Last Days es una peli dirigida por Gus Van Sant basado en el trágico final de Kurt Cobain. Fue lanzada en 2005 y además de esta promoción la peli fue reconocida en el mundo independiente siendo nominada dos veces en Cannes y un par más en otros festivales independientes.

Aparte de haber encontrado una estética súper agradable, contemplativa y hasta costumbrista, aparte de alcanzar una apariencia de un Cobain muy bien lograda por Michael Pitt, aparte de la dulce presencia de Asia Argento, aparte de Venus Furs de Velvet Underground, aparte de las interpretaciones musicales de Pitt y Lukas Haas, aparte de todo eso, no siento que esta peli me haya dejado una buena sensación. Son esporádicas chispas de lo que pudo ser.

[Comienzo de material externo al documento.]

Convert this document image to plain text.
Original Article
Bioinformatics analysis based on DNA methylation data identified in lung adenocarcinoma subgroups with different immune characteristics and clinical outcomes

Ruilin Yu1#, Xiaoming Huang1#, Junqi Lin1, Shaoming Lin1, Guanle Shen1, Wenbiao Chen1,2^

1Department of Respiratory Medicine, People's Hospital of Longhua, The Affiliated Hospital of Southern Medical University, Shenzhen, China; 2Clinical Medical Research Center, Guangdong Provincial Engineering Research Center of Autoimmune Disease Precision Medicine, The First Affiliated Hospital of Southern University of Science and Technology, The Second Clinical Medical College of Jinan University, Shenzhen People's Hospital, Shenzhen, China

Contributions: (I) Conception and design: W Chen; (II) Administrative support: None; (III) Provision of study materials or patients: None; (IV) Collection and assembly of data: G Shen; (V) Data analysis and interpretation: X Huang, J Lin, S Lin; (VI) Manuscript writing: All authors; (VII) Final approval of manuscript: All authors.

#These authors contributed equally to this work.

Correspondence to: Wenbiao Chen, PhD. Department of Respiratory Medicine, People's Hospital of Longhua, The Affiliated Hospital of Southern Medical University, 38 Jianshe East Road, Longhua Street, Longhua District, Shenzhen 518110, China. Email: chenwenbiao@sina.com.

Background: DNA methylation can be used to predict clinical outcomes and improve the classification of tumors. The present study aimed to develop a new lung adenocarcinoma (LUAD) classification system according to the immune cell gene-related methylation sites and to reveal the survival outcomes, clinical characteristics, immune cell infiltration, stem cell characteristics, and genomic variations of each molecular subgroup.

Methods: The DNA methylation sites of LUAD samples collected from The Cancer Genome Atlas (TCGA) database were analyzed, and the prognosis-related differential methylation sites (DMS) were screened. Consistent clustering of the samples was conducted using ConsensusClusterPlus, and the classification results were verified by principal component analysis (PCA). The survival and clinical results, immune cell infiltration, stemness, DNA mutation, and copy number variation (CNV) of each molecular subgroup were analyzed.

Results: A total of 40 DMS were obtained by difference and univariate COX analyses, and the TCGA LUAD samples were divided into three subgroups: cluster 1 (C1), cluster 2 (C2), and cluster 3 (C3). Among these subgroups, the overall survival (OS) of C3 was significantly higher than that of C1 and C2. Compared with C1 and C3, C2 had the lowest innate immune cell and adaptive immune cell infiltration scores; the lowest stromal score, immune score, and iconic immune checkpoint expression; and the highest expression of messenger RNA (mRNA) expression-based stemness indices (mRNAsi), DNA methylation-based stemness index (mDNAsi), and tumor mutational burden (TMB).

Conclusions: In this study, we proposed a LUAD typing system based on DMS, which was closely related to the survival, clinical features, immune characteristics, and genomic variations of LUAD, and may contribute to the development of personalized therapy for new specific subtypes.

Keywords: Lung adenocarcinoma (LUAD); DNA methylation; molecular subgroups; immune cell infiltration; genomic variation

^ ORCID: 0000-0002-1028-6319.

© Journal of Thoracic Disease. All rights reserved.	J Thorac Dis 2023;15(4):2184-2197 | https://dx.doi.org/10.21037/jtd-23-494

Gus Van Sant es un director complicado, que no asimilo bien cuando se pone en ese plan esnobista y contemplativo. Es casi como si quisiera emular el neoexpresionismo alemán pero no lo lograra. Es como si quisiera decir muchas cosas pero no lo lograra. Es como si debiera tener estos valles para impulsarse y sacar otras pelis de mejor factura. Respeto eso si el nivel de angustia que alcanza a transmitir al público con la existencia de este ser aislado de toda realidad pero no siento que haya una conexión con el final que es tan fortuito, que no parece creíble, que no parece conclusivo, que no parece consecuente con el resto de la peli.

Esperaba mucho más y me pasa frecuentemente con Gus Van Sant, termino esperando algo que no llega.